Hancock’s most recent predecessors, Jeremy Hunt and Andrew Lansley, were widely reviled for what were seen as attempts to privatise the NHS. Yet Hancock appears to have been let off the hook. This is because, using the pandemic as a shield, he was careful to mask privatisation behind a veneer of public duty.
The nation’s testing and contact-tracing programme is branded as ‘NHS Test and Trace’ – despite at least 50% of its staff being contracted from private sector firms. All the while, regional public health teams have been kept out of the loop – playing second fiddle to a heavily centralised and privatised system.
Hancock’s approach to the private sector has certainly not been cautious or reluctant. His tenure has been marked by the mass outsourcing of Government work and the uninhibited deployment of contracts without competition. He even has a shareholding in a family firm with NHS contracts.
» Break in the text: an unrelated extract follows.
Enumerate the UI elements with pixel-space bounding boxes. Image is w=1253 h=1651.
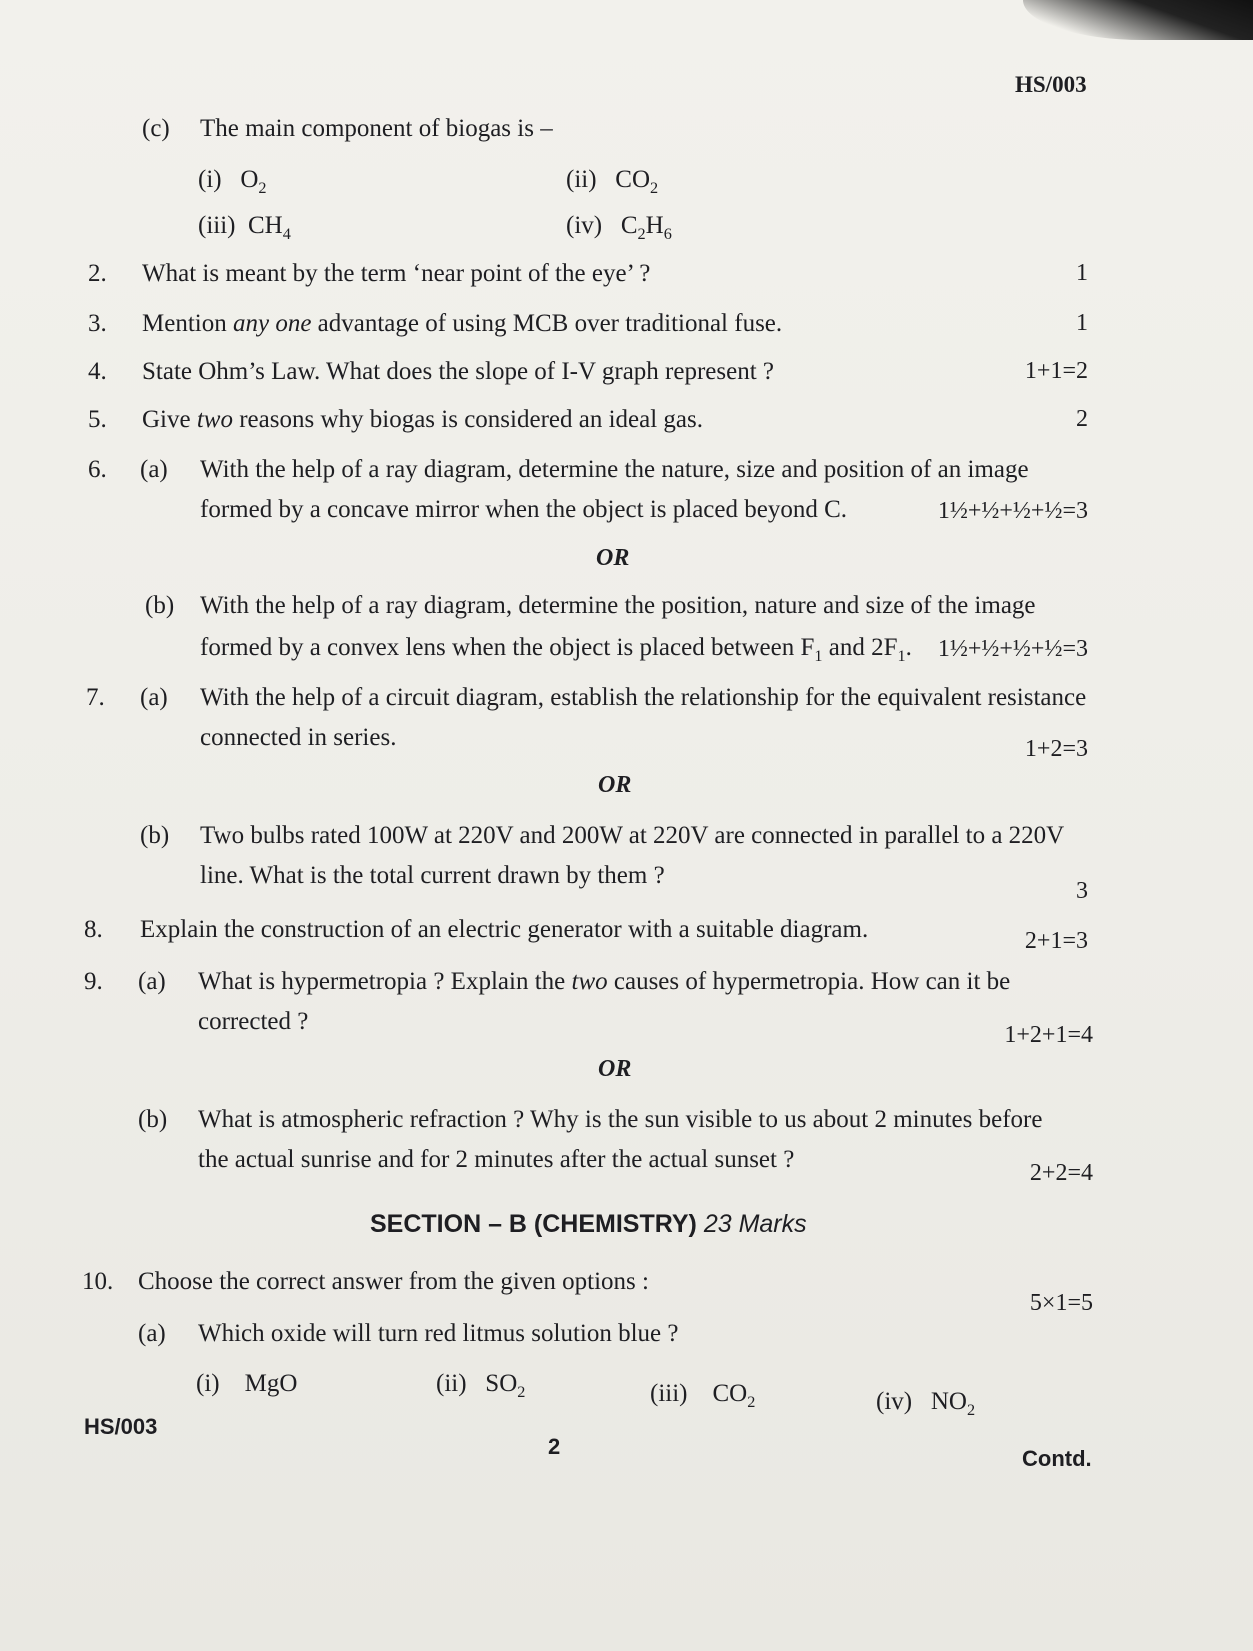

The reason that most Conservatives claim to favour the private sector is a belief that competition breeds efficiency. Yet Hancock’s methods of privatisation often involved the eradication of competition. Instead of displaying a fervour for capitalism at all costs, Hancock demonstrated distinct leanings towards market autocracy when it comes to the NHS.
He behaved as Hunt and Lansley did in many respects. He undermined those who work in the NHS by failing to offer them a proper pay rise, just as Hunt undermined junior doctors by imposing contracts on them against their will. Despite promises to the contrary, Hancock’s NHS reform proposals are sketchy on detail when it comes to social care – a continuation of past inaction.
But, unlike Hunt and Lansley, Hancock championed an ominous centralisation of NHS control – a consolidation of power in the hands of the Health and Social Secretary. This notion is clearly articulated as part of his NHS reform proposals – and epitomises the kind of NHS Hancock was hoping to forge.
This NHS would be one that outwardly serves public interests while shipping out work to the private sector; in which decisions are taken in the name of emergency measures, with these used as excuses to override fairness and transparency. However awkward and incompetent Hancock has managed to appear, we must not forget his real legacy when it comes to the NHS. We must also not forget the staggering death toll from COVID-19 that occurred on his watch.
Whether Hancock’s successor Sajid Javid will overturn these reforms remains to be seen – but it is doubtful that he will make the necessary changes to a system that is now geared to protect private interests as a public duty.